Methods: Five children were included, aged between 7 and 17 years. The neuropathology of case 1 was a mesencephalic GBM WHO IV (central view: anaplastic astrocytoma III), case 2 a GBM WHO IV of the right cerebellar peduncle, case 3 a left frontal GBM with giant cells WHO IV and case 4 a right parieto-occipital anaplastic astrocytoma III. Case 5 was a (insert location) left frontal GBM IV. Case 1, 2 and 5 were incompletely resected, case 3 and 4 were completely resected. All cases were treated by chemo- and /radiotherapy after surgery.

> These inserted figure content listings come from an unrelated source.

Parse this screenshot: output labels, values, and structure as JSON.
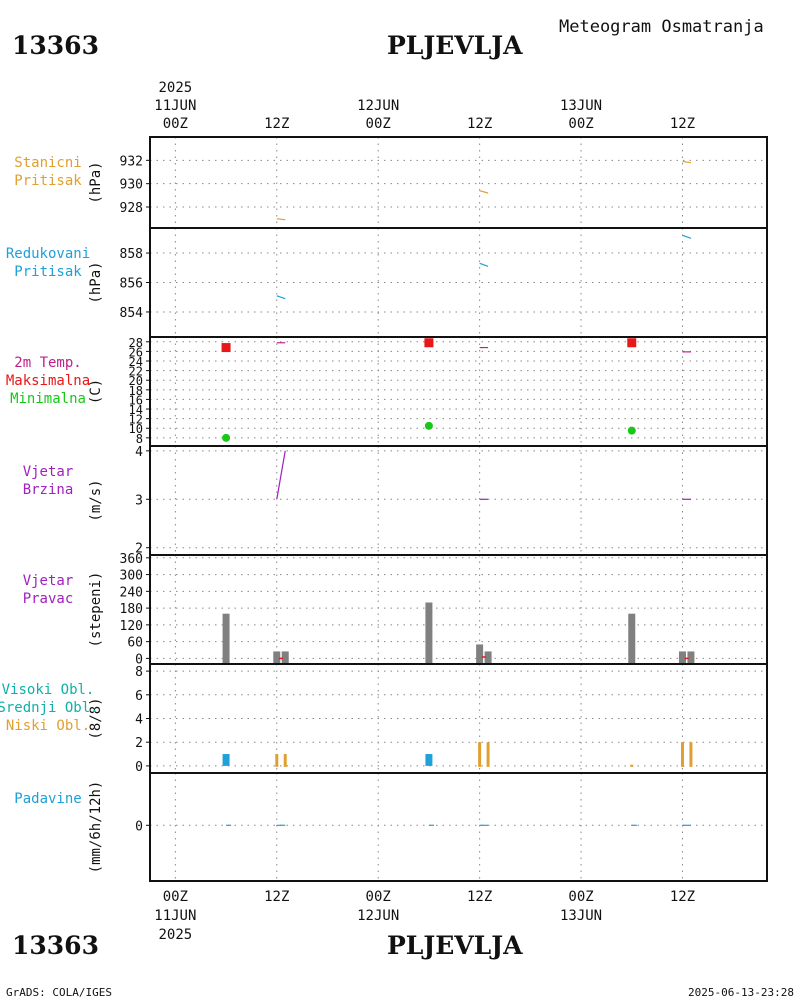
{
  "header": {
    "station_id": "13363",
    "station_name": "PLJEVLJA",
    "product": "Meteogram Osmatranja"
  },
  "footer": {
    "left": "GrADS: COLA/IGES",
    "right": "2025-06-13-23:28"
  },
  "time_axis": {
    "year": "2025",
    "ticks": [
      {
        "hour": 0,
        "top": "00Z",
        "date": "11JUN"
      },
      {
        "hour": 12,
        "top": "12Z",
        "date": ""
      },
      {
        "hour": 24,
        "top": "00Z",
        "date": "12JUN"
      },
      {
        "hour": 36,
        "top": "12Z",
        "date": ""
      },
      {
        "hour": 48,
        "top": "00Z",
        "date": "13JUN"
      },
      {
        "hour": 60,
        "top": "12Z",
        "date": ""
      }
    ],
    "range_hours": [
      -3,
      70
    ]
  },
  "colors": {
    "orange": "#e0a030",
    "blue": "#1ea0d8",
    "magenta": "#c0208a",
    "red": "#e81818",
    "green": "#18c818",
    "purple": "#a020c0",
    "teal": "#10b0a8",
    "gray": "#808080"
  },
  "chart_data": [
    {
      "type": "line",
      "labels": [
        "Stanicni",
        "Pritisak"
      ],
      "label_colors": [
        "orange",
        "orange"
      ],
      "ylabel": "(hPa)",
      "ylim": [
        926.2,
        934.0
      ],
      "yticks": [
        928,
        930,
        932
      ],
      "series": [
        {
          "name": "Stanicni Pritisak",
          "color": "orange",
          "x": [
            12,
            13
          ],
          "y": [
            927.0,
            926.9
          ]
        },
        {
          "name": "Stanicni Pritisak",
          "color": "orange",
          "x": [
            36,
            37
          ],
          "y": [
            929.4,
            929.2
          ]
        },
        {
          "name": "Stanicni Pritisak",
          "color": "orange",
          "x": [
            60,
            61
          ],
          "y": [
            931.9,
            931.8
          ]
        }
      ]
    },
    {
      "type": "line",
      "labels": [
        "Redukovani",
        "Pritisak"
      ],
      "label_colors": [
        "blue",
        "blue"
      ],
      "ylabel": "(hPa)",
      "ylim": [
        852.3,
        859.7
      ],
      "yticks": [
        854,
        856,
        858
      ],
      "series": [
        {
          "name": "Redukovani Pritisak",
          "color": "blue",
          "x": [
            12,
            13
          ],
          "y": [
            855.1,
            854.9
          ]
        },
        {
          "name": "Redukovani Pritisak",
          "color": "blue",
          "x": [
            36,
            37
          ],
          "y": [
            857.3,
            857.1
          ]
        },
        {
          "name": "Redukovani Pritisak",
          "color": "blue",
          "x": [
            60,
            61
          ],
          "y": [
            859.2,
            859.0
          ]
        }
      ]
    },
    {
      "type": "scatter",
      "labels": [
        "2m Temp.",
        "Maksimalna",
        "Minimalna"
      ],
      "label_colors": [
        "magenta",
        "red",
        "green"
      ],
      "ylabel": "(C)",
      "ylim": [
        6.3,
        29.0
      ],
      "yticks": [
        8,
        10,
        12,
        14,
        16,
        18,
        20,
        22,
        24,
        26,
        28
      ],
      "temp_lines": [
        {
          "x": [
            12,
            13
          ],
          "y": [
            27.8,
            27.8
          ]
        },
        {
          "x": [
            36,
            37
          ],
          "y": [
            26.8,
            26.8
          ]
        },
        {
          "x": [
            60,
            61
          ],
          "y": [
            25.9,
            25.9
          ]
        }
      ],
      "maxima": [
        {
          "x": 6,
          "y": 26.8
        },
        {
          "x": 30,
          "y": 27.8
        },
        {
          "x": 54,
          "y": 27.8
        }
      ],
      "minima": [
        {
          "x": 6,
          "y": 8.0
        },
        {
          "x": 30,
          "y": 10.5
        },
        {
          "x": 54,
          "y": 9.5
        }
      ]
    },
    {
      "type": "line",
      "labels": [
        "Vjetar",
        "Brzina"
      ],
      "label_colors": [
        "purple",
        "purple"
      ],
      "ylabel": "(m/s)",
      "ylim": [
        1.85,
        4.1
      ],
      "yticks": [
        2,
        3,
        4
      ],
      "series": [
        {
          "name": "Brzina",
          "color": "purple",
          "x": [
            12,
            13
          ],
          "y": [
            3.0,
            4.0
          ]
        },
        {
          "name": "Brzina",
          "color": "purple",
          "x": [
            36,
            37
          ],
          "y": [
            3.0,
            3.0
          ]
        },
        {
          "name": "Brzina",
          "color": "purple",
          "x": [
            60,
            61
          ],
          "y": [
            3.0,
            3.0
          ]
        }
      ]
    },
    {
      "type": "bar",
      "labels": [
        "Vjetar",
        "Pravac"
      ],
      "label_colors": [
        "purple",
        "purple"
      ],
      "ylabel": "(stepeni)",
      "ylim": [
        -20,
        370
      ],
      "yticks": [
        0,
        60,
        120,
        180,
        240,
        300,
        360
      ],
      "bars": [
        {
          "x": 6,
          "value": 160
        },
        {
          "x": 12,
          "value": 25
        },
        {
          "x": 13,
          "value": 25
        },
        {
          "x": 30,
          "value": 200
        },
        {
          "x": 36,
          "value": 50
        },
        {
          "x": 37,
          "value": 25
        },
        {
          "x": 54,
          "value": 160
        },
        {
          "x": 60,
          "value": 25
        },
        {
          "x": 61,
          "value": 25
        }
      ],
      "markers": [
        {
          "x": 12.5,
          "value": 0
        },
        {
          "x": 36.5,
          "value": 5
        },
        {
          "x": 60.5,
          "value": 0
        }
      ]
    },
    {
      "type": "bar",
      "labels": [
        "Visoki Obl.",
        "Srednji Obl.",
        "Niski Obl."
      ],
      "label_colors": [
        "teal",
        "teal",
        "orange"
      ],
      "ylabel": "(8/8)",
      "ylim": [
        -0.6,
        8.6
      ],
      "yticks": [
        0,
        2,
        4,
        6,
        8
      ],
      "high_clouds": [
        {
          "x": 6,
          "value": 1
        },
        {
          "x": 30,
          "value": 1
        }
      ],
      "low_clouds": [
        {
          "x": 12,
          "value": 1
        },
        {
          "x": 13,
          "value": 1
        },
        {
          "x": 36,
          "value": 2
        },
        {
          "x": 37,
          "value": 2
        },
        {
          "x": 54,
          "value": 0.1
        },
        {
          "x": 60,
          "value": 2
        },
        {
          "x": 61,
          "value": 2
        }
      ]
    },
    {
      "type": "line",
      "labels": [
        "Padavine"
      ],
      "label_colors": [
        "blue"
      ],
      "ylabel": "(mm/6h/12h)",
      "ylim": [
        -4.9,
        4.6
      ],
      "yticks": [
        0
      ],
      "series": [
        {
          "name": "Padavine",
          "color": "blue",
          "x": [
            6,
            6.6
          ],
          "y": [
            0,
            0
          ]
        },
        {
          "name": "Padavine",
          "color": "blue",
          "x": [
            12,
            13
          ],
          "y": [
            0,
            0
          ]
        },
        {
          "name": "Padavine",
          "color": "blue",
          "x": [
            30,
            30.6
          ],
          "y": [
            0,
            0
          ]
        },
        {
          "name": "Padavine",
          "color": "blue",
          "x": [
            36,
            37
          ],
          "y": [
            0,
            0
          ]
        },
        {
          "name": "Padavine",
          "color": "blue",
          "x": [
            54,
            54.6
          ],
          "y": [
            0,
            0
          ]
        },
        {
          "name": "Padavine",
          "color": "blue",
          "x": [
            60,
            61
          ],
          "y": [
            0,
            0
          ]
        }
      ]
    }
  ]
}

Results: Diagnoses and/or prognoses changed significantly after molecular profiling: case 1, 2 and 4 were reclassified as low grade gliomas, and case 3 as a pleomorphic malignant glioma with germline alteration and case 5 unchanged GBM WHO IV. DNA sequencing revealed important molecular alterations in 3 cases: a TP53 mutation (tumor and germline) in the pleomorphic malignant glioma (case 3), a BRAF V 600E mutation in case 4 (pilocytic astrocytoma), and an IDH1 mutation in case 5. Follow up revealed stable disease or complete remission, respectively, over 7 years in case 1, 2 and 4, a complete remission over 2,5 years in case 3, and a stable disease over 2 years in case 5.

Conclusion: PGBMs are distinct from adult GBMs and molecular analysis can identify miss-classified low grade tumors, underlying cancer predisposition syndromes, and molecular subgroups with better prognosis. All these factors significantly impact patient management, by either informing first-line treatment specialized follow up screening or patient information about prognosis. In conclusion molecular diagnostics, from the appropriate collection of material in the OR, specialized shipment, to availability of molecular diagnostics in neuropathology.